H. spinifer is most similar to H. cimrmani and H. minotaurus among the species occurring in Thailand, sharing a lustrous cuticle and relatively elongated pedipalps. However, several characters can be applied to distinguish it from the latter two: (1) telson coloration: color changes from juveniles to elder adults in H. spinifer (white → whitish yellow → yellow → orange → orangish red → red → blackish red → black), but constantly brownish black to reddish black (or pitch black in elder individuals) in the other two species; (2) pedipalp sexual dimorphism and ratio: weak sexual dimorphism with less elongated pedipalps of ChL/W = 2.4–2.6 in both sexes in H. spinifer , but ♂ 2.6–2.8 ♀ 2.1–2.3 in H. cimrmani and ♂ 3.2– 3.4 ♀ 2.7–3.0 in H. minotaurus ; (3) body size: often larger in H. spinifer ; (4) chelal finger: proportionally longer when comparing with H. cimrmani (but similar with males of H. minotaurus ); (5) cuticle surface: more lustrous in H. spinifer .

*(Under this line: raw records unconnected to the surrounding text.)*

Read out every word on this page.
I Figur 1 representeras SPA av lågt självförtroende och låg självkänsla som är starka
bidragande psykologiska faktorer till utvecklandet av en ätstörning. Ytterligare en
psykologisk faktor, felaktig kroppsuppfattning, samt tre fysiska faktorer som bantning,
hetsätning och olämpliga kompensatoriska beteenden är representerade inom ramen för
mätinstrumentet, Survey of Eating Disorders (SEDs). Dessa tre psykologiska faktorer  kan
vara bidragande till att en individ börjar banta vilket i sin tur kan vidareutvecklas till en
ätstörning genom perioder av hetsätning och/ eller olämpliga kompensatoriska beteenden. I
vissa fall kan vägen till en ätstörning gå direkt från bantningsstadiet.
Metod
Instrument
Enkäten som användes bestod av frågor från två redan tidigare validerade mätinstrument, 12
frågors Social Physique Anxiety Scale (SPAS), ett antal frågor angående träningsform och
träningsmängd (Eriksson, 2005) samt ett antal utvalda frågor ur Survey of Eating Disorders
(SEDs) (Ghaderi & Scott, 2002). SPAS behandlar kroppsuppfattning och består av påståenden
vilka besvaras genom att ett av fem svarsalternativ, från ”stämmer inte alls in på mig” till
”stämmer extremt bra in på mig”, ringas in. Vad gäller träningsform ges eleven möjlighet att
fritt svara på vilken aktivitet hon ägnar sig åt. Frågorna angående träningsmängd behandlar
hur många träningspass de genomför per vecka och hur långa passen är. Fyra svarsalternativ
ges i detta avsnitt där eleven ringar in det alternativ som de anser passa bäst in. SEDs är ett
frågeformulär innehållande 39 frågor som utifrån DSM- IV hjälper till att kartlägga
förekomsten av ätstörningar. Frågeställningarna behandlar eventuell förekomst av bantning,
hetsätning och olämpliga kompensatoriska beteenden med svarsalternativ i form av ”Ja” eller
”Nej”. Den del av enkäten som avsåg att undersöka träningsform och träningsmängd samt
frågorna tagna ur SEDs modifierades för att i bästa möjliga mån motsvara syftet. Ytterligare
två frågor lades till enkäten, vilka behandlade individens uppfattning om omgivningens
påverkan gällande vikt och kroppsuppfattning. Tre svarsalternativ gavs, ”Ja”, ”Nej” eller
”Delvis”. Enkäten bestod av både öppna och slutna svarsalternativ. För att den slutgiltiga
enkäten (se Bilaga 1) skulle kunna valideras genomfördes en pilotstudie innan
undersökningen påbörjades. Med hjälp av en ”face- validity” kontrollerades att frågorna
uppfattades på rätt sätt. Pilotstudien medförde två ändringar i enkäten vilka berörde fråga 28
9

Beyond Thailand, H. petersii (Thorell, 1876) is the most resemblant species with H. spinifer among all Heterometrus species in all aspects, and a cryptic species to H. spinifer that can only be distinguished by DNA ( Prendini & Loria, 2020: 278, 295, 298). Nevertheless, the possibility of H. petersii being the actual species of the two populations must be eliminated. Prendini & Loria (2020: 272–273) stated that there are “... no consistent morphological differences between H. petersii and H. spinifer ...”. However, pronounced spiniform granules on the prodorsal surface of the chela were visible in the photos of H. spinifer provided by Prendini & Loria (2020: figs. 187–188), while the female holotype of H. petersii showed a lack thereof ( Prendini & Loria, 2020: fig. 178). In the photograph of a male H. petersii used by Loria & Prendini (2020: fig. 1F), the spiniform granules were also less prominent than those of H. spinifer . We checked the original photograph series to which that photo belongs (iNaturalist, obs. ID = 13070334) and confirmed that the granules are very blunt and interfused compared with those of H. spinifer which are often expressed as explicit rows of sharp granules. Several other photos of presumably H. petersii from Singapore also revealed similar random configurations (iNaturalist, obs. ID = 32882891, 140218281, 145966755 and 148539827). Based on this character, the two specimens found in this survey were identified as H. spinifer for their pronounced spiniform granules, as well as the geography. However, this character can be intraspecifically variable between sexes and among populations and may not be reliable for diagnosis (pers. comm. of V. Tang to S. Loria). As above noted, the size of the spiniform granules of H. spinifer from Narathiwat and from Yala is slightly different.